A peroxide-sensing cysteine has been identified in the cytoplasmic domain of IRE1, within the kinase activation loop. IRE1 sulfenylation was first uncovered at Cys663 in the nematode Caenorhabditis elegans after exposure to arsenite [114] (Figure 5). Arsenite treatment was observed to increase the activity of the BLI-3 NOX, and knockdown of BLI-3 diminished arsenite-induced IRE1 sulfenylation, suggesting NOX-induced ROS as a source for the peroxide detected by IRE1 [114]. Worm IRE1 sulfenylation was observed also as a consequence of ROS production by the mitochondria in response to paraquat treatment, and upon perturbation of lumen ER enzymes, including ERO1 [114]. In mammals, an accumulation of sulfenylated IRE1α has been detected in a spontaneously hypertensive rat (SHR) model [115]. IRE1α modification was lessened upon inhibition of the ER-localized NOX4 [115]. Although it seems likely that the modified IRE1α cysteine is positionally analogous to that observed in worms, which rat cysteine is oxidized in the hypertensive rat model remains to be determined.

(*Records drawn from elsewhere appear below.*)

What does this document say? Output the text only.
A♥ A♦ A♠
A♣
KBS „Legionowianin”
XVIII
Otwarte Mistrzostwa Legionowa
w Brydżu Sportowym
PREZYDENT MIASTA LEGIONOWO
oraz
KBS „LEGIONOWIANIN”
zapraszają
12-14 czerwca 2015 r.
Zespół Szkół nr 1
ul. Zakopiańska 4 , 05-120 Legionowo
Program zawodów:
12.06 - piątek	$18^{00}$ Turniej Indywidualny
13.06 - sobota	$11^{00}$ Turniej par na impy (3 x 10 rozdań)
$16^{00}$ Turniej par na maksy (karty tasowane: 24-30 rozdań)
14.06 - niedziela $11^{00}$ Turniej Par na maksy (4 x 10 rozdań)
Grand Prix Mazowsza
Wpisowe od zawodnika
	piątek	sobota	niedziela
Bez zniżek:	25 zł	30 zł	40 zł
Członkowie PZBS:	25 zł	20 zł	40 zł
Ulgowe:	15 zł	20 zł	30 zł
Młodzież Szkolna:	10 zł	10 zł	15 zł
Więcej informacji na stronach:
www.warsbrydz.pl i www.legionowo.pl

The impact of IRE1 sulfenylation is a dramatic re-coordination of the downstream signaling by IRE1. Formation of a sulfenic acid inhibits IRE1 kinase activity, which prevents the splicing of mRNA encoding XBP1 [114]. Alternatively, oxidation activates the activity of the worm NRF2/SKN-1 transcription factor, well established for its role in mounting an antioxidant response [114,116]. IRE1 sulfenylation generates a scaffold for recruitment of TRAF2 and the kinase NSY-1, which initiates a p38 MAP kinase cascade that results in activation of the transcription factor NRF2/SKN-1 [114]. Worms with an IRE1 mutation that cannot be sulfenylated (C663S) do not survive arsenite treatment, demonstrating an advantage for IRE1 sulfenylation [114].

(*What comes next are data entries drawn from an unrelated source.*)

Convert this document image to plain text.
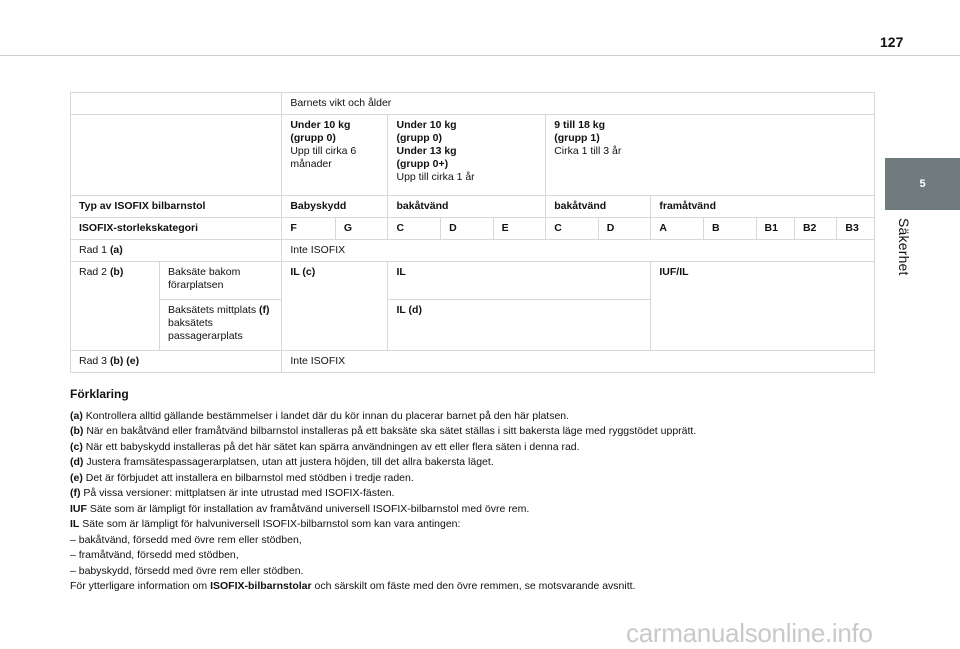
127
5
Säkerhet
		Barnets vikt och ålder											
		Under 10 kg
(grupp 0)
Upp till cirka 6 månader		Under 10 kg
(grupp 0)
Under 13 kg
(grupp 0+)
Upp till cirka 1 år			9 till 18 kg
(grupp 1)
Cirka 1 till 3 år						
Typ av ISOFIX bilbarnstol		Babyskydd		bakåtvänd			bakåtvänd		framåtvänd				
ISOFIX-storlekskategori		F	G	C	D	E	C	D	A	B	B1	B2	B3
Rad 1 (a)		Inte ISOFIX											
Rad 2 (b)	Baksäte bakom förarplatsen	IL (c)		IL					IUF/IL				
	Baksätets mittplats (f) baksätets passagerarplats			IL (d)									
Rad 3 (b) (e)		Inte ISOFIX											
Förklaring
(a) Kontrollera alltid gällande bestämmelser i landet där du kör innan du placerar barnet på den här platsen.
(b) När en bakåtvänd eller framåtvänd bilbarnstol installeras på ett baksäte ska sätet ställas i sitt bakersta läge med ryggstödet upprätt.
(c) När ett babyskydd installeras på det här sätet kan spärra användningen av ett eller flera säten i denna rad.
(d) Justera framsätespassagerarplatsen, utan att justera höjden, till det allra bakersta läget.
(e) Det är förbjudet att installera en bilbarnstol med stödben i tredje raden.
(f) På vissa versioner: mittplatsen är inte utrustad med ISOFIX-fästen.
IUF Säte som är lämpligt för installation av framåtvänd universell ISOFIX-bilbarnstol med övre rem.
IL Säte som är lämpligt för halvuniversell ISOFIX-bilbarnstol som kan vara antingen:
– bakåtvänd, försedd med övre rem eller stödben,
– framåtvänd, försedd med stödben,
– babyskydd, försedd med övre rem eller stödben.
För ytterligare information om ISOFIX-bilbarnstolar och särskilt om fäste med den övre remmen, se motsvarande avsnitt.
carmanualsonline.info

A phenotypic analysis suggests the potential for an analogous oxidant response pathway in yeast, although distinctions were observed. An attenuation of canonical UPR signaling was seen in the presence of arsenite (in worms and yeast) or peroxide (in yeast), and attenuation required the conserved cytoplasmic IRE1 cysteine [114,117]. The inhibitory effect of arsenite persisted even in the presence of established chemical inducers of the UPR, consistent with an inactivation of IRE1 kinase activity [114,117]. Yet, if and/or what alternative signaling is activated in yeast upon IRE1 modification remains to be elucidated. Hog1, the homologous yeast p38 MAP kinase, is activated by arsenite exposure [117,118]; yet, activation does not require the IRE1 cysteine [117]. The ultimate transcriptional output is also bound to be different. In yeast, the transcription factor-based oxidative stress response is mediated through direct oxidation of the Yap family of transcription factors, which is distinct from the phosphorylation-based events described for SKN-1 [119]. Furthermore, no growth defect was observed for the yeast IRE1-C832S mutant in the presence of arsenite [117], leaving open the question as to what benefit may be conferred through the potential oxidation of yeast IRE1 Cys832.

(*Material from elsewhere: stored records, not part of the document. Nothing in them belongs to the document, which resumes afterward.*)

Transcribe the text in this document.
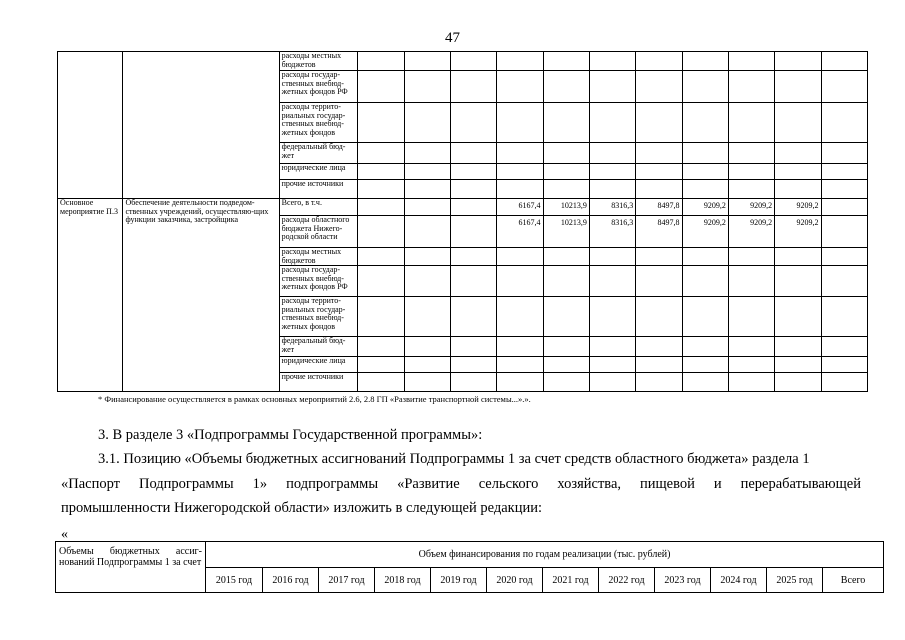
47
		расходы местных бюджетов											
		расходы государ-ственных внебюд-жетных фондов РФ											
		расходы террито-риальных государ-ственных внебюд-жетных фондов											
		федеральный бюд-жет											
		юридические лица											
		прочие источники											
Основное мероприятие П.3	Обеспечение деятельности подведом-ственных учреждений, осуществляю-щих функции заказчика, застройщика	Всего, в т.ч.				6167,4	10213,9	8316,3	8497,8	9209,2	9209,2	9209,2	
		расходы областного бюджета Нижего-родской области				6167,4	10213,9	8316,3	8497,8	9209,2	9209,2	9209,2	
		расходы местных бюджетов											
		расходы государ-ственных внебюд-жетных фондов РФ											
		расходы террито-риальных государ-ственных внебюд-жетных фондов											
		федеральный бюд-жет											
		юридические лица											
		прочие источники											
* Финансирование осуществляется в рамках основных мероприятий 2.6, 2.8 ГП «Развитие транспортной системы...».».
3. В разделе 3 «Подпрограммы Государственной программы»:
3.1. Позицию «Объемы бюджетных ассигнований Подпрограммы 1 за счет средств областного бюджета» раздела 1
«Паспорт Подпрограммы 1» подпрограммы «Развитие сельского хозяйства, пищевой и перерабатывающей
промышленности Нижегородской области» изложить в следующей редакции:
«
Объемы бюджетных ассиг-нований Подпрограммы 1 за счет	Объем финансирования по годам реализации (тыс. рублей)											
	2015 год	2016 год	2017 год	2018 год	2019 год	2020 год	2021 год	2022 год	2023 год	2024 год	2025 год	Всего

Despite intriguing hints from reports focused on yeast and mammalian cells [115,117], whether sulfenylation is a conserved event used to alter the downstream signaling of IRE1 to mediate an antioxidant response remains an open question. Potential distinctions between the consequences observed for worm IRE1 sulfenylation and the potential mammalian response to IRE1 sulfenylation have been observed. The vascular cells from the SHR rat with elevated sulfenylated IRE1 also showed increased phosphorylated IRE1α and spliced XBP1 [115], distinct from the block in canonical UPR signaling observed in arsenite-treated worms [114]. Whether this reflects an inability of sulfenylated IRE1α to downregulate the canonical UPR, if the observed XBP1 splicing is a product of unmodified IRE1α, and/or if the sulfenylated IRE1α reflects oxidation at the cysteine in the kinase activation loop are unknown.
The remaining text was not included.